Pricing Real Estate Property | In real terms, any agent could price a home to sell, without a thorough market analysis. Should the price be higher than surrounding comparative houses?- within the immediate area sold at lesser prices!. This particular house will not sell. Ironically, in time to come, the owner will sell his house!. Notability in argument; at a reduced price, in line with the market-related price, of that particular area.
Pricing Real Estate Property
It’s improper to ‘property’ price a home; for the reasons mentioned above, without establishing its correct market-related price. Above all, this concerns similar homes sold in your particular residential area. Also, to be taken into account is that purchasers within the market, determine the market price. Only they know at what cost they would like to buy.
A house has typically four attributed prices!

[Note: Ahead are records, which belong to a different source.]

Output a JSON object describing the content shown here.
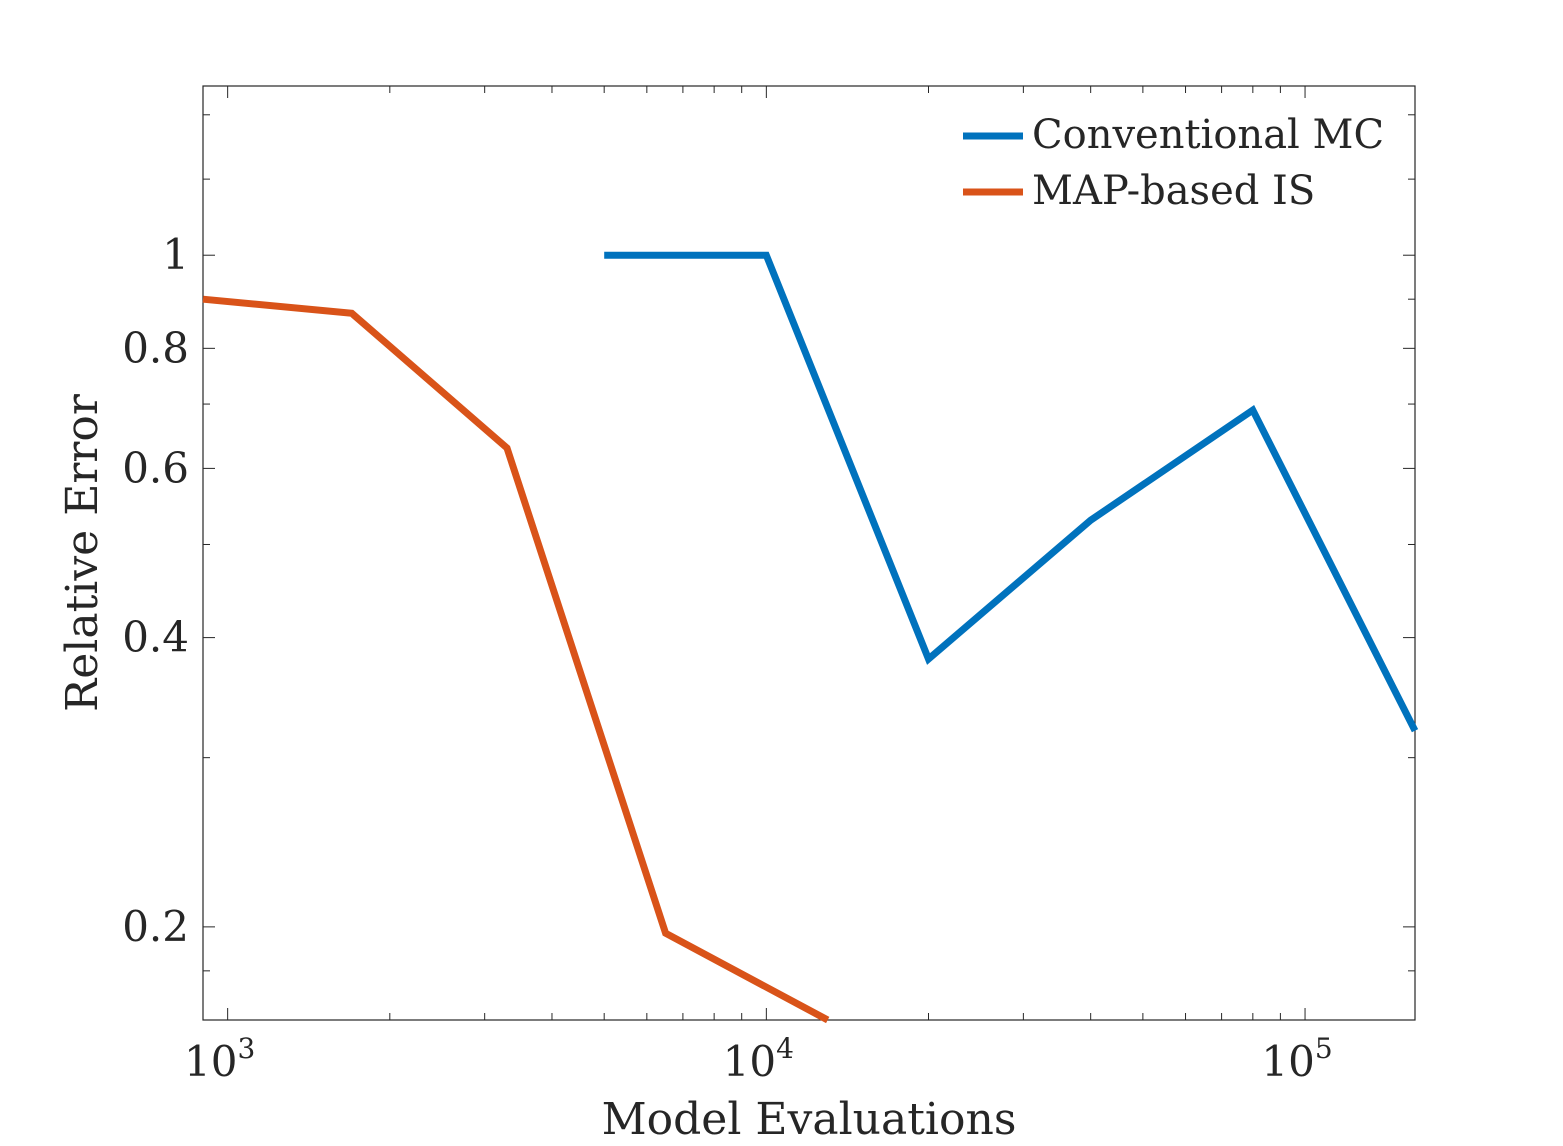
{
  "chart_data": {
    "type": "line",
    "xscale": "log",
    "yscale": "log",
    "xlabel": "Model Evaluations",
    "ylabel": "Relative Error",
    "xlim": [
      900,
      160000
    ],
    "ylim": [
      0.16,
      1.5
    ],
    "xticks": [
      {
        "value": 1000,
        "base": "10",
        "exp": "3"
      },
      {
        "value": 10000,
        "base": "10",
        "exp": "4"
      },
      {
        "value": 100000,
        "base": "10",
        "exp": "5"
      }
    ],
    "yticks": [
      {
        "value": 0.2,
        "label": "0.2"
      },
      {
        "value": 0.4,
        "label": "0.4"
      },
      {
        "value": 0.6,
        "label": "0.6"
      },
      {
        "value": 0.8,
        "label": "0.8"
      },
      {
        "value": 1,
        "label": "1"
      }
    ],
    "legend_position": "top-right",
    "series": [
      {
        "name": "Conventional MC",
        "color": "#0072BD",
        "x": [
          5000,
          10000,
          20000,
          40000,
          80000,
          160000
        ],
        "y": [
          1.0,
          1.0,
          0.38,
          0.53,
          0.69,
          0.32
        ]
      },
      {
        "name": "MAP-based IS",
        "color": "#D95319",
        "x": [
          900,
          1700,
          3300,
          6500,
          13000
        ],
        "y": [
          0.9,
          0.87,
          0.63,
          0.197,
          0.16
        ]
      }
    ]
  }
}
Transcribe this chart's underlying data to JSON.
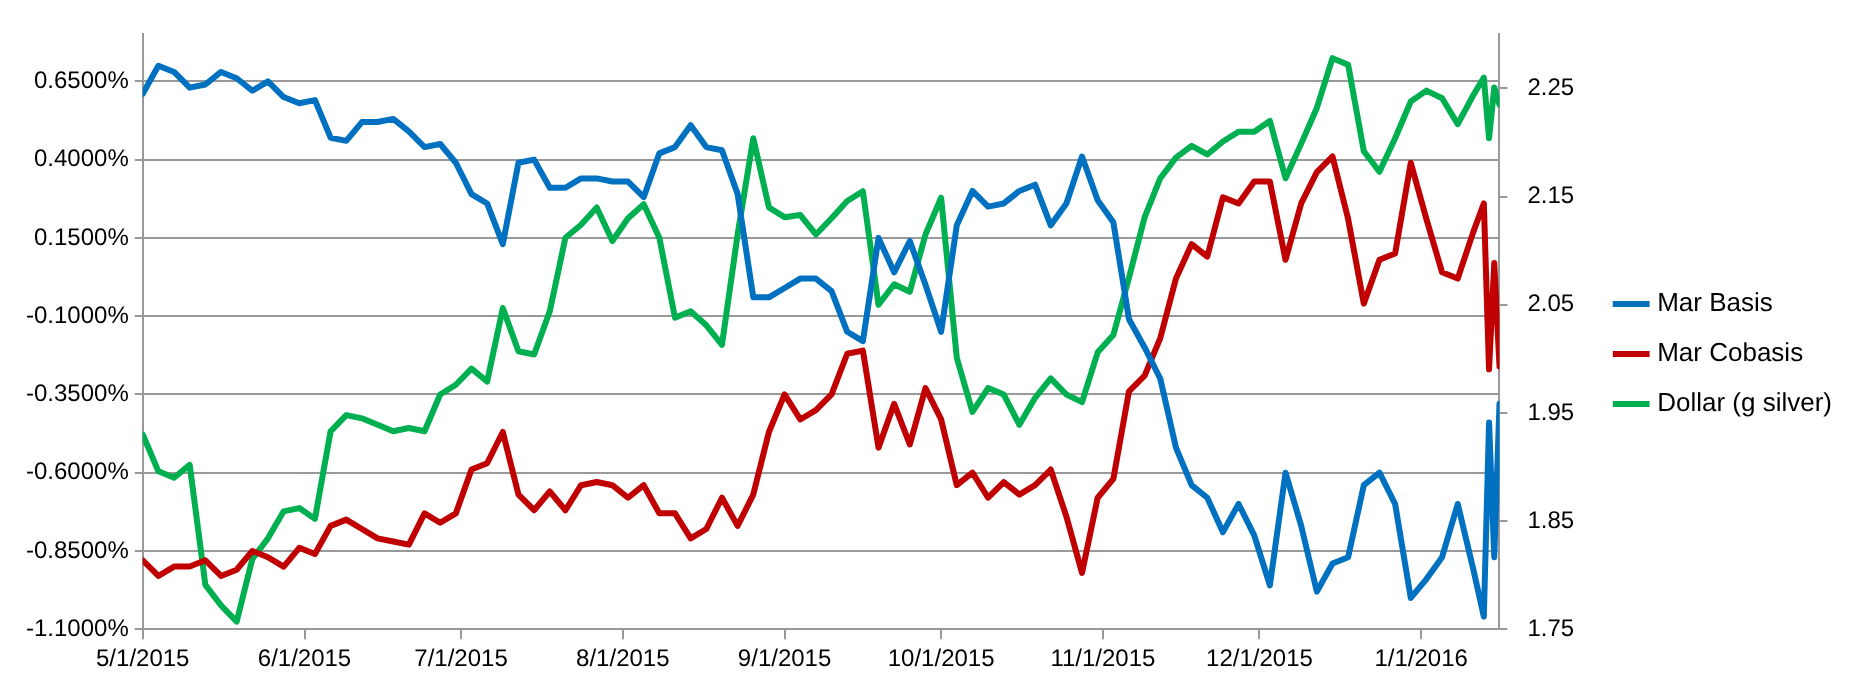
{
  "chart_data": {
    "type": "line",
    "x": [
      "2015-05-01",
      "2015-05-04",
      "2015-05-07",
      "2015-05-10",
      "2015-05-13",
      "2015-05-16",
      "2015-05-19",
      "2015-05-22",
      "2015-05-25",
      "2015-05-28",
      "2015-05-31",
      "2015-06-03",
      "2015-06-06",
      "2015-06-09",
      "2015-06-12",
      "2015-06-15",
      "2015-06-18",
      "2015-06-21",
      "2015-06-24",
      "2015-06-27",
      "2015-06-30",
      "2015-07-03",
      "2015-07-06",
      "2015-07-09",
      "2015-07-12",
      "2015-07-15",
      "2015-07-18",
      "2015-07-21",
      "2015-07-24",
      "2015-07-27",
      "2015-07-30",
      "2015-08-02",
      "2015-08-05",
      "2015-08-08",
      "2015-08-11",
      "2015-08-14",
      "2015-08-17",
      "2015-08-20",
      "2015-08-23",
      "2015-08-26",
      "2015-08-29",
      "2015-09-01",
      "2015-09-04",
      "2015-09-07",
      "2015-09-10",
      "2015-09-13",
      "2015-09-16",
      "2015-09-19",
      "2015-09-22",
      "2015-09-25",
      "2015-09-28",
      "2015-10-01",
      "2015-10-04",
      "2015-10-07",
      "2015-10-10",
      "2015-10-13",
      "2015-10-16",
      "2015-10-19",
      "2015-10-22",
      "2015-10-25",
      "2015-10-28",
      "2015-10-31",
      "2015-11-03",
      "2015-11-06",
      "2015-11-09",
      "2015-11-12",
      "2015-11-15",
      "2015-11-18",
      "2015-11-21",
      "2015-11-24",
      "2015-11-27",
      "2015-11-30",
      "2015-12-03",
      "2015-12-06",
      "2015-12-09",
      "2015-12-12",
      "2015-12-15",
      "2015-12-18",
      "2015-12-21",
      "2015-12-24",
      "2015-12-27",
      "2015-12-30",
      "2016-01-02",
      "2016-01-05",
      "2016-01-08",
      "2016-01-11",
      "2016-01-13",
      "2016-01-14",
      "2016-01-15",
      "2016-01-16"
    ],
    "series": [
      {
        "name": "Mar Basis",
        "color": "#0070c0",
        "values": [
          0.61,
          0.7,
          0.68,
          0.63,
          0.64,
          0.68,
          0.66,
          0.62,
          0.65,
          0.6,
          0.58,
          0.59,
          0.47,
          0.46,
          0.52,
          0.52,
          0.53,
          0.49,
          0.44,
          0.45,
          0.39,
          0.29,
          0.26,
          0.13,
          0.39,
          0.4,
          0.31,
          0.31,
          0.34,
          0.34,
          0.33,
          0.33,
          0.28,
          0.42,
          0.44,
          0.51,
          0.44,
          0.43,
          0.29,
          -0.04,
          -0.04,
          -0.01,
          0.02,
          0.02,
          -0.02,
          -0.15,
          -0.18,
          0.15,
          0.04,
          0.14,
          0.0,
          -0.15,
          0.19,
          0.3,
          0.25,
          0.26,
          0.3,
          0.32,
          0.19,
          0.26,
          0.41,
          0.27,
          0.2,
          -0.11,
          -0.2,
          -0.3,
          -0.52,
          -0.64,
          -0.68,
          -0.79,
          -0.7,
          -0.8,
          -0.96,
          -0.6,
          -0.77,
          -0.98,
          -0.89,
          -0.87,
          -0.64,
          -0.6,
          -0.7,
          -1.0,
          -0.94,
          -0.87,
          -0.7,
          -0.91,
          -1.06,
          -0.44,
          -0.87,
          -0.38
        ]
      },
      {
        "name": "Mar Cobasis",
        "color": "#c00000",
        "values": [
          -0.88,
          -0.93,
          -0.9,
          -0.9,
          -0.88,
          -0.93,
          -0.91,
          -0.85,
          -0.87,
          -0.9,
          -0.84,
          -0.86,
          -0.77,
          -0.75,
          -0.78,
          -0.81,
          -0.82,
          -0.83,
          -0.73,
          -0.76,
          -0.73,
          -0.59,
          -0.57,
          -0.47,
          -0.67,
          -0.72,
          -0.66,
          -0.72,
          -0.64,
          -0.63,
          -0.64,
          -0.68,
          -0.64,
          -0.73,
          -0.73,
          -0.81,
          -0.78,
          -0.68,
          -0.77,
          -0.67,
          -0.47,
          -0.35,
          -0.43,
          -0.4,
          -0.35,
          -0.22,
          -0.21,
          -0.52,
          -0.38,
          -0.51,
          -0.33,
          -0.43,
          -0.64,
          -0.6,
          -0.68,
          -0.63,
          -0.67,
          -0.64,
          -0.59,
          -0.74,
          -0.92,
          -0.68,
          -0.62,
          -0.34,
          -0.29,
          -0.17,
          0.02,
          0.13,
          0.09,
          0.28,
          0.26,
          0.33,
          0.33,
          0.08,
          0.26,
          0.36,
          0.41,
          0.21,
          -0.06,
          0.08,
          0.1,
          0.39,
          0.21,
          0.04,
          0.02,
          0.17,
          0.26,
          -0.27,
          0.07,
          -0.26
        ]
      },
      {
        "name": "Dollar (g silver)",
        "color": "#00b050",
        "axis": "y2",
        "values": [
          1.93,
          1.896,
          1.89,
          1.902,
          1.791,
          1.772,
          1.757,
          1.815,
          1.834,
          1.859,
          1.862,
          1.852,
          1.933,
          1.948,
          1.945,
          1.939,
          1.933,
          1.936,
          1.933,
          1.967,
          1.976,
          1.991,
          1.979,
          2.047,
          2.007,
          2.004,
          2.044,
          2.112,
          2.124,
          2.14,
          2.109,
          2.13,
          2.143,
          2.112,
          2.038,
          2.044,
          2.031,
          2.013,
          2.115,
          2.204,
          2.14,
          2.131,
          2.133,
          2.115,
          2.13,
          2.146,
          2.155,
          2.05,
          2.069,
          2.062,
          2.115,
          2.149,
          2.001,
          1.951,
          1.973,
          1.967,
          1.939,
          1.964,
          1.982,
          1.967,
          1.96,
          2.006,
          2.022,
          2.075,
          2.131,
          2.167,
          2.186,
          2.197,
          2.189,
          2.201,
          2.21,
          2.21,
          2.22,
          2.167,
          2.199,
          2.232,
          2.278,
          2.272,
          2.192,
          2.173,
          2.204,
          2.238,
          2.248,
          2.241,
          2.217,
          2.244,
          2.26,
          2.204,
          2.251,
          2.235
        ]
      }
    ],
    "xlim": [
      "2015-05-01",
      "2016-01-16"
    ],
    "xticks": [
      {
        "value": "2015-05-01",
        "label": "5/1/2015"
      },
      {
        "value": "2015-06-01",
        "label": "6/1/2015"
      },
      {
        "value": "2015-07-01",
        "label": "7/1/2015"
      },
      {
        "value": "2015-08-01",
        "label": "8/1/2015"
      },
      {
        "value": "2015-09-01",
        "label": "9/1/2015"
      },
      {
        "value": "2015-10-01",
        "label": "10/1/2015"
      },
      {
        "value": "2015-11-01",
        "label": "11/1/2015"
      },
      {
        "value": "2015-12-01",
        "label": "12/1/2015"
      },
      {
        "value": "2016-01-01",
        "label": "1/1/2016"
      }
    ],
    "ylim": [
      -1.1,
      0.8
    ],
    "yticks": [
      {
        "value": -1.1,
        "label": "-1.1000%"
      },
      {
        "value": -0.85,
        "label": "-0.8500%"
      },
      {
        "value": -0.6,
        "label": "-0.6000%"
      },
      {
        "value": -0.35,
        "label": "-0.3500%"
      },
      {
        "value": -0.1,
        "label": "-0.1000%"
      },
      {
        "value": 0.15,
        "label": "0.1500%"
      },
      {
        "value": 0.4,
        "label": "0.4000%"
      },
      {
        "value": 0.65,
        "label": "0.6500%"
      }
    ],
    "y2lim": [
      1.75,
      2.3
    ],
    "y2ticks": [
      1.75,
      1.85,
      1.95,
      2.05,
      2.15,
      2.25
    ],
    "grid": "y",
    "legend": "right",
    "marker": "none",
    "line_style": "solid"
  }
}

- Hence, ‘pricing estate’ as to what the seller thinks it’s worth? Pie in the sky attitude, for as much as possible.
- The Comparative Market Analysis. A thorough assessment conducted by an agent.
- Even more, what the purchaser most likely, would offer to pay. Also, what they can afford to pay.
- The final negotiated settlement price.
Be cautious not to over-price, or you may jeopardise a sale.
- Prospective buyers become disinterested in ‘real estate’.
- Genuine, legitimate offers eliminated.
- Agents become disillusioned and weary towards a seller.
- Financing becomes a problem due to high escalating acquisition costs.
- A late forced sale would lead to a lower sales price.
Statistics have proved the following phenomena.
- Should your house list within 10% of the market value it would take ± 30 days to sell.
- If your house list within 20% of the market value it would take ± 60-90 days to sell.
- Therefore ‘pricing property’ within 40% of the market value, would take ± 100 days to sell.